El pecado original
en el embrollo que padecemos en estos momentos en Cataluña es la concepción ampliamente
dominante de que las autonomías son organismos de descentralización
administrativa de las tareas corrientes de un Estado monolítico; y no, como se
afirma en la Constitución aún vigente, instituciones de autogobierno.
La Constitución
tiene estas sorpresas. Unos la denigran y quieren emprender su desguace urgente
a toda costa (aviso a navegantes y podemitas: la que venga detrás podría ser
bastante peor). Otros juran por ella siete veces al día, pero la retuercen y
manipulan en función de sus intereses particulares. El Tribunal Constitucional
ha amparado algunos de estos retorcimientos infames (las reformas laborales,
por poner un ejemplo señero; las enmiendas a una reforma del Estatut de
Catalunya aprobada previamente en cortes y en referéndum), y ha anulado otros (reciente
sentencia sobre la LOMCE y su aplicación en Cataluña), desde criterios abstractos
de técnica jurídica y sin atender a las normas humanas de convivencia que son
las que facilitan la cohesión de una sociedad.
El resultado es que
estamos hechos unos zorros, empobrecidos y divididos. El empleo se hunde, solo
sobrenadan del naufragio las cifras estadísticas, según las cuales cincuenta y
dos contratos de fin de semana a tiempo parcial equivalen a cincuenta y dos
puestos de trabajo, en lugar de equivaler a uno y precario, como es la
percepción real. Los fondos públicos de las pensiones se saquean impunemente
desde el gobierno, que luego advierte a los pensionistas que habrán de buscarse
la vida porque el sistema no es sostenible. No es sostenible, en efecto, un
saqueo tan repetido.
Y las autonomías se
enfrentan entre ellas por el maná caído del cielo protector del Estado, en
lugar de buscar formas de cooperación y de potenciación de las sinergias.

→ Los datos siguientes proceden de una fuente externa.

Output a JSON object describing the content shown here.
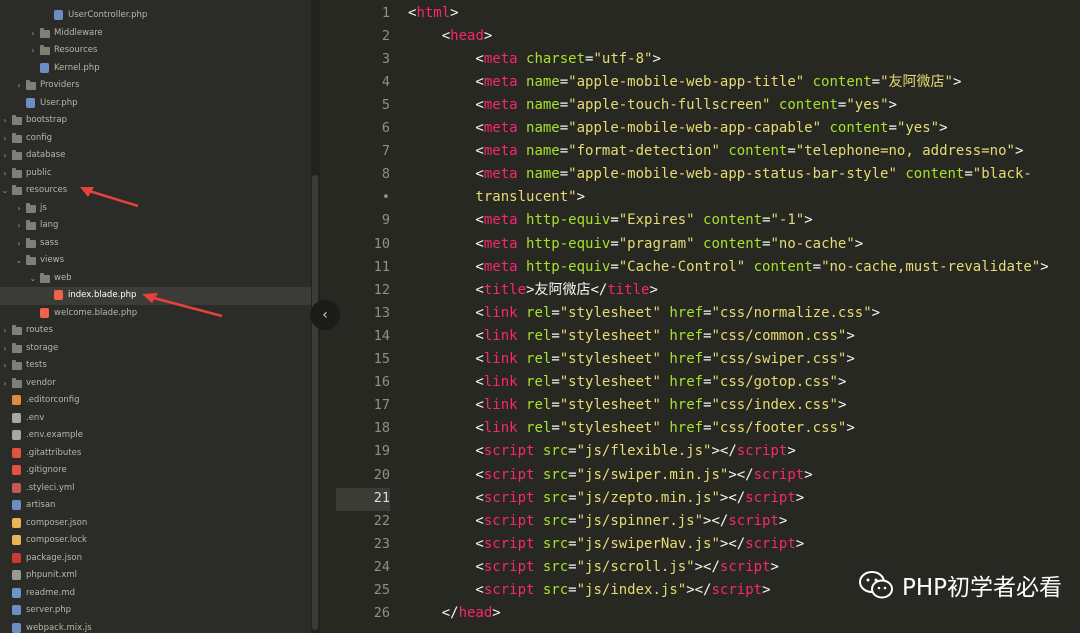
{
  "sidebar": {
    "items": [
      {
        "label": "UserController.php",
        "icon": "php-file-icon",
        "indent": 4,
        "arrow": "",
        "selected": false
      },
      {
        "label": "Middleware",
        "icon": "folder-icon",
        "indent": 3,
        "arrow": "right",
        "selected": false
      },
      {
        "label": "Resources",
        "icon": "folder-icon",
        "indent": 3,
        "arrow": "right",
        "selected": false
      },
      {
        "label": "Kernel.php",
        "icon": "php-file-icon",
        "indent": 3,
        "arrow": "",
        "selected": false
      },
      {
        "label": "Providers",
        "icon": "folder-icon",
        "indent": 2,
        "arrow": "right",
        "selected": false
      },
      {
        "label": "User.php",
        "icon": "php-file-icon",
        "indent": 2,
        "arrow": "",
        "selected": false
      },
      {
        "label": "bootstrap",
        "icon": "folder-icon",
        "indent": 1,
        "arrow": "right",
        "selected": false
      },
      {
        "label": "config",
        "icon": "folder-icon",
        "indent": 1,
        "arrow": "right",
        "selected": false
      },
      {
        "label": "database",
        "icon": "folder-icon",
        "indent": 1,
        "arrow": "right",
        "selected": false
      },
      {
        "label": "public",
        "icon": "folder-icon",
        "indent": 1,
        "arrow": "right",
        "selected": false
      },
      {
        "label": "resources",
        "icon": "folder-icon",
        "indent": 1,
        "arrow": "down",
        "selected": false
      },
      {
        "label": "js",
        "icon": "folder-icon",
        "indent": 2,
        "arrow": "right",
        "selected": false
      },
      {
        "label": "lang",
        "icon": "folder-icon",
        "indent": 2,
        "arrow": "right",
        "selected": false
      },
      {
        "label": "sass",
        "icon": "folder-icon",
        "indent": 2,
        "arrow": "right",
        "selected": false
      },
      {
        "label": "views",
        "icon": "folder-icon",
        "indent": 2,
        "arrow": "down",
        "selected": false
      },
      {
        "label": "web",
        "icon": "folder-icon",
        "indent": 3,
        "arrow": "down",
        "selected": false
      },
      {
        "label": "index.blade.php",
        "icon": "blade-file-icon",
        "indent": 4,
        "arrow": "",
        "selected": true
      },
      {
        "label": "welcome.blade.php",
        "icon": "blade-file-icon",
        "indent": 3,
        "arrow": "",
        "selected": false
      },
      {
        "label": "routes",
        "icon": "folder-icon",
        "indent": 1,
        "arrow": "right",
        "selected": false
      },
      {
        "label": "storage",
        "icon": "folder-icon",
        "indent": 1,
        "arrow": "right",
        "selected": false
      },
      {
        "label": "tests",
        "icon": "folder-icon",
        "indent": 1,
        "arrow": "right",
        "selected": false
      },
      {
        "label": "vendor",
        "icon": "folder-icon",
        "indent": 1,
        "arrow": "right",
        "selected": false
      },
      {
        "label": ".editorconfig",
        "icon": "editorconfig-icon",
        "indent": 1,
        "arrow": "",
        "selected": false
      },
      {
        "label": ".env",
        "icon": "gear-icon",
        "indent": 1,
        "arrow": "",
        "selected": false
      },
      {
        "label": ".env.example",
        "icon": "gear-icon",
        "indent": 1,
        "arrow": "",
        "selected": false
      },
      {
        "label": ".gitattributes",
        "icon": "git-icon",
        "indent": 1,
        "arrow": "",
        "selected": false
      },
      {
        "label": ".gitignore",
        "icon": "git-icon",
        "indent": 1,
        "arrow": "",
        "selected": false
      },
      {
        "label": ".styleci.yml",
        "icon": "yml-icon",
        "indent": 1,
        "arrow": "",
        "selected": false
      },
      {
        "label": "artisan",
        "icon": "php-file-icon",
        "indent": 1,
        "arrow": "",
        "selected": false
      },
      {
        "label": "composer.json",
        "icon": "composer-icon",
        "indent": 1,
        "arrow": "",
        "selected": false
      },
      {
        "label": "composer.lock",
        "icon": "composer-icon",
        "indent": 1,
        "arrow": "",
        "selected": false
      },
      {
        "label": "package.json",
        "icon": "npm-icon",
        "indent": 1,
        "arrow": "",
        "selected": false
      },
      {
        "label": "phpunit.xml",
        "icon": "xml-icon",
        "indent": 1,
        "arrow": "",
        "selected": false
      },
      {
        "label": "readme.md",
        "icon": "markdown-icon",
        "indent": 1,
        "arrow": "",
        "selected": false
      },
      {
        "label": "server.php",
        "icon": "php-file-icon",
        "indent": 1,
        "arrow": "",
        "selected": false
      },
      {
        "label": "webpack.mix.js",
        "icon": "php-file-icon",
        "indent": 1,
        "arrow": "",
        "selected": false
      }
    ]
  },
  "editor": {
    "current_line": "21",
    "line_numbers": [
      "1",
      "2",
      "3",
      "4",
      "5",
      "6",
      "7",
      "8",
      "•",
      "9",
      "10",
      "11",
      "12",
      "13",
      "14",
      "15",
      "16",
      "17",
      "18",
      "19",
      "20",
      "21",
      "22",
      "23",
      "24",
      "25",
      "26"
    ],
    "lines": [
      [
        [
          "p",
          "<"
        ],
        [
          "t",
          "html"
        ],
        [
          "p",
          ">"
        ]
      ],
      [
        [
          "p",
          "    <"
        ],
        [
          "t",
          "head"
        ],
        [
          "p",
          ">"
        ]
      ],
      [
        [
          "p",
          "        <"
        ],
        [
          "t",
          "meta"
        ],
        [
          "p",
          " "
        ],
        [
          "a",
          "charset"
        ],
        [
          "p",
          "="
        ],
        [
          "s",
          "\"utf-8\""
        ],
        [
          "p",
          ">"
        ]
      ],
      [
        [
          "p",
          "        <"
        ],
        [
          "t",
          "meta"
        ],
        [
          "p",
          " "
        ],
        [
          "a",
          "name"
        ],
        [
          "p",
          "="
        ],
        [
          "s",
          "\"apple-mobile-web-app-title\""
        ],
        [
          "p",
          " "
        ],
        [
          "a",
          "content"
        ],
        [
          "p",
          "="
        ],
        [
          "s",
          "\"友阿微店\""
        ],
        [
          "p",
          ">"
        ]
      ],
      [
        [
          "p",
          "        <"
        ],
        [
          "t",
          "meta"
        ],
        [
          "p",
          " "
        ],
        [
          "a",
          "name"
        ],
        [
          "p",
          "="
        ],
        [
          "s",
          "\"apple-touch-fullscreen\""
        ],
        [
          "p",
          " "
        ],
        [
          "a",
          "content"
        ],
        [
          "p",
          "="
        ],
        [
          "s",
          "\"yes\""
        ],
        [
          "p",
          ">"
        ]
      ],
      [
        [
          "p",
          "        <"
        ],
        [
          "t",
          "meta"
        ],
        [
          "p",
          " "
        ],
        [
          "a",
          "name"
        ],
        [
          "p",
          "="
        ],
        [
          "s",
          "\"apple-mobile-web-app-capable\""
        ],
        [
          "p",
          " "
        ],
        [
          "a",
          "content"
        ],
        [
          "p",
          "="
        ],
        [
          "s",
          "\"yes\""
        ],
        [
          "p",
          ">"
        ]
      ],
      [
        [
          "p",
          "        <"
        ],
        [
          "t",
          "meta"
        ],
        [
          "p",
          " "
        ],
        [
          "a",
          "name"
        ],
        [
          "p",
          "="
        ],
        [
          "s",
          "\"format-detection\""
        ],
        [
          "p",
          " "
        ],
        [
          "a",
          "content"
        ],
        [
          "p",
          "="
        ],
        [
          "s",
          "\"telephone=no, address=no\""
        ],
        [
          "p",
          ">"
        ]
      ],
      [
        [
          "p",
          "        <"
        ],
        [
          "t",
          "meta"
        ],
        [
          "p",
          " "
        ],
        [
          "a",
          "name"
        ],
        [
          "p",
          "="
        ],
        [
          "s",
          "\"apple-mobile-web-app-status-bar-style\""
        ],
        [
          "p",
          " "
        ],
        [
          "a",
          "content"
        ],
        [
          "p",
          "="
        ],
        [
          "s",
          "\"black-"
        ]
      ],
      [
        [
          "s",
          "        translucent\""
        ],
        [
          "p",
          ">"
        ]
      ],
      [
        [
          "p",
          "        <"
        ],
        [
          "t",
          "meta"
        ],
        [
          "p",
          " "
        ],
        [
          "a",
          "http-equiv"
        ],
        [
          "p",
          "="
        ],
        [
          "s",
          "\"Expires\""
        ],
        [
          "p",
          " "
        ],
        [
          "a",
          "content"
        ],
        [
          "p",
          "="
        ],
        [
          "s",
          "\"-1\""
        ],
        [
          "p",
          ">"
        ]
      ],
      [
        [
          "p",
          "        <"
        ],
        [
          "t",
          "meta"
        ],
        [
          "p",
          " "
        ],
        [
          "a",
          "http-equiv"
        ],
        [
          "p",
          "="
        ],
        [
          "s",
          "\"pragram\""
        ],
        [
          "p",
          " "
        ],
        [
          "a",
          "content"
        ],
        [
          "p",
          "="
        ],
        [
          "s",
          "\"no-cache\""
        ],
        [
          "p",
          ">"
        ]
      ],
      [
        [
          "p",
          "        <"
        ],
        [
          "t",
          "meta"
        ],
        [
          "p",
          " "
        ],
        [
          "a",
          "http-equiv"
        ],
        [
          "p",
          "="
        ],
        [
          "s",
          "\"Cache-Control\""
        ],
        [
          "p",
          " "
        ],
        [
          "a",
          "content"
        ],
        [
          "p",
          "="
        ],
        [
          "s",
          "\"no-cache,must-revalidate\""
        ],
        [
          "p",
          ">"
        ]
      ],
      [
        [
          "p",
          "        <"
        ],
        [
          "t",
          "title"
        ],
        [
          "p",
          ">友阿微店</"
        ],
        [
          "t",
          "title"
        ],
        [
          "p",
          ">"
        ]
      ],
      [
        [
          "p",
          "        <"
        ],
        [
          "t",
          "link"
        ],
        [
          "p",
          " "
        ],
        [
          "a",
          "rel"
        ],
        [
          "p",
          "="
        ],
        [
          "s",
          "\"stylesheet\""
        ],
        [
          "p",
          " "
        ],
        [
          "a",
          "href"
        ],
        [
          "p",
          "="
        ],
        [
          "s",
          "\"css/normalize.css\""
        ],
        [
          "p",
          ">"
        ]
      ],
      [
        [
          "p",
          "        <"
        ],
        [
          "t",
          "link"
        ],
        [
          "p",
          " "
        ],
        [
          "a",
          "rel"
        ],
        [
          "p",
          "="
        ],
        [
          "s",
          "\"stylesheet\""
        ],
        [
          "p",
          " "
        ],
        [
          "a",
          "href"
        ],
        [
          "p",
          "="
        ],
        [
          "s",
          "\"css/common.css\""
        ],
        [
          "p",
          ">"
        ]
      ],
      [
        [
          "p",
          "        <"
        ],
        [
          "t",
          "link"
        ],
        [
          "p",
          " "
        ],
        [
          "a",
          "rel"
        ],
        [
          "p",
          "="
        ],
        [
          "s",
          "\"stylesheet\""
        ],
        [
          "p",
          " "
        ],
        [
          "a",
          "href"
        ],
        [
          "p",
          "="
        ],
        [
          "s",
          "\"css/swiper.css\""
        ],
        [
          "p",
          ">"
        ]
      ],
      [
        [
          "p",
          "        <"
        ],
        [
          "t",
          "link"
        ],
        [
          "p",
          " "
        ],
        [
          "a",
          "rel"
        ],
        [
          "p",
          "="
        ],
        [
          "s",
          "\"stylesheet\""
        ],
        [
          "p",
          " "
        ],
        [
          "a",
          "href"
        ],
        [
          "p",
          "="
        ],
        [
          "s",
          "\"css/gotop.css\""
        ],
        [
          "p",
          ">"
        ]
      ],
      [
        [
          "p",
          "        <"
        ],
        [
          "t",
          "link"
        ],
        [
          "p",
          " "
        ],
        [
          "a",
          "rel"
        ],
        [
          "p",
          "="
        ],
        [
          "s",
          "\"stylesheet\""
        ],
        [
          "p",
          " "
        ],
        [
          "a",
          "href"
        ],
        [
          "p",
          "="
        ],
        [
          "s",
          "\"css/index.css\""
        ],
        [
          "p",
          ">"
        ]
      ],
      [
        [
          "p",
          "        <"
        ],
        [
          "t",
          "link"
        ],
        [
          "p",
          " "
        ],
        [
          "a",
          "rel"
        ],
        [
          "p",
          "="
        ],
        [
          "s",
          "\"stylesheet\""
        ],
        [
          "p",
          " "
        ],
        [
          "a",
          "href"
        ],
        [
          "p",
          "="
        ],
        [
          "s",
          "\"css/footer.css\""
        ],
        [
          "p",
          ">"
        ]
      ],
      [
        [
          "p",
          "        <"
        ],
        [
          "t",
          "script"
        ],
        [
          "p",
          " "
        ],
        [
          "a",
          "src"
        ],
        [
          "p",
          "="
        ],
        [
          "s",
          "\"js/flexible.js\""
        ],
        [
          "p",
          "></"
        ],
        [
          "t",
          "script"
        ],
        [
          "p",
          ">"
        ]
      ],
      [
        [
          "p",
          "        <"
        ],
        [
          "t",
          "script"
        ],
        [
          "p",
          " "
        ],
        [
          "a",
          "src"
        ],
        [
          "p",
          "="
        ],
        [
          "s",
          "\"js/swiper.min.js\""
        ],
        [
          "p",
          "></"
        ],
        [
          "t",
          "script"
        ],
        [
          "p",
          ">"
        ]
      ],
      [
        [
          "p",
          "        <"
        ],
        [
          "t",
          "script"
        ],
        [
          "p",
          " "
        ],
        [
          "a",
          "src"
        ],
        [
          "p",
          "="
        ],
        [
          "s",
          "\"js/zepto.min.js\""
        ],
        [
          "p",
          "></"
        ],
        [
          "t",
          "script"
        ],
        [
          "p",
          ">"
        ]
      ],
      [
        [
          "p",
          "        <"
        ],
        [
          "t",
          "script"
        ],
        [
          "p",
          " "
        ],
        [
          "a",
          "src"
        ],
        [
          "p",
          "="
        ],
        [
          "s",
          "\"js/spinner.js\""
        ],
        [
          "p",
          "></"
        ],
        [
          "t",
          "script"
        ],
        [
          "p",
          ">"
        ]
      ],
      [
        [
          "p",
          "        <"
        ],
        [
          "t",
          "script"
        ],
        [
          "p",
          " "
        ],
        [
          "a",
          "src"
        ],
        [
          "p",
          "="
        ],
        [
          "s",
          "\"js/swiperNav.js\""
        ],
        [
          "p",
          "></"
        ],
        [
          "t",
          "script"
        ],
        [
          "p",
          ">"
        ]
      ],
      [
        [
          "p",
          "        <"
        ],
        [
          "t",
          "script"
        ],
        [
          "p",
          " "
        ],
        [
          "a",
          "src"
        ],
        [
          "p",
          "="
        ],
        [
          "s",
          "\"js/scroll.js\""
        ],
        [
          "p",
          "></"
        ],
        [
          "t",
          "script"
        ],
        [
          "p",
          ">"
        ]
      ],
      [
        [
          "p",
          "        <"
        ],
        [
          "t",
          "script"
        ],
        [
          "p",
          " "
        ],
        [
          "a",
          "src"
        ],
        [
          "p",
          "="
        ],
        [
          "s",
          "\"js/index.js\""
        ],
        [
          "p",
          "></"
        ],
        [
          "t",
          "script"
        ],
        [
          "p",
          ">"
        ]
      ],
      [
        [
          "p",
          "    </"
        ],
        [
          "t",
          "head"
        ],
        [
          "p",
          ">"
        ]
      ]
    ]
  },
  "watermark": {
    "text": "PHP初学者必看",
    "icon": "wechat-icon"
  },
  "colors": {
    "tag": "#f92672",
    "attr": "#a6e22e",
    "string": "#e6db74",
    "plain": "#f8f8f2",
    "arrow": "#e8403a"
  }
}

Cataluña, ejemplo mayúsculo de esta aberración, ha pretendido durante mucho
tiempo una relación fiscal bilateral con el Estado, y al no conseguirla ha
proclamado simbólicamente la república virtual catalana, radicada en Neverland,
la isla de Peter Pan a la que se llega por vía aérea con ayuda de polvo de
hada, y girando después de la segunda estrella a la derecha para seguir todo derecho
hasta la mañana.
El gobierno ha
tomado buena nota de la conveniencia de tales soluciones mágicas, y ha
propinado otra a través del 155, un artículo de la Constitución previsto
seguramente para otra cosa. Lo malo es que, en la visión del gobierno, el 155 es ya la solución, y no el STOP a partir
del cual sería necesario emprender una vía nueva de negociación capaz de
aportar soluciones forzosamente inéditas.
El gobierno de
España desea un govern de Cataluña amigo, en primer lugar, y a continuación una
Cataluña también amiga, que hable mayoritariamente castellano y piense también
en castellano.
Va a ser que no. Si
se repasan los viejos memoriales de agravios, se verá que los Decretos de Nueva
Planta ya se dictaron en su momento, y que desde entonces ha corrido mucha agua
bajo los puentes. Toda esta pugna secular puede ser debida, sin duda, a la
contumacia del nacionalismo catalán (Susana Díaz ha demonizado los
nacionalismos; todos lo hacen, sin embargo, con los nacionalismos que no son el
propio). Pero también se debe a la insistencia del poder central en gobernar a
contrapelo de los deseos, las necesidades y las expectativas de los ciudadanos
concretos. El poder establecido funciona de arriba abajo, en procura de un
interés general concebido como el interés del estamento gobernante; y tiene por
la mayor herejía e insolencia el hecho de que “los de abajo” le hagan indicaciones
acerca de cómo ha de comportarse.
«Sin ver que sois
la ocasión / de lo mismo que culpáis», como expresó en verso la monja criolla
mexicana sor Juana Inés de la Cruz, refiriéndose a la actitud del estamento de
los varones respecto de las mujeres.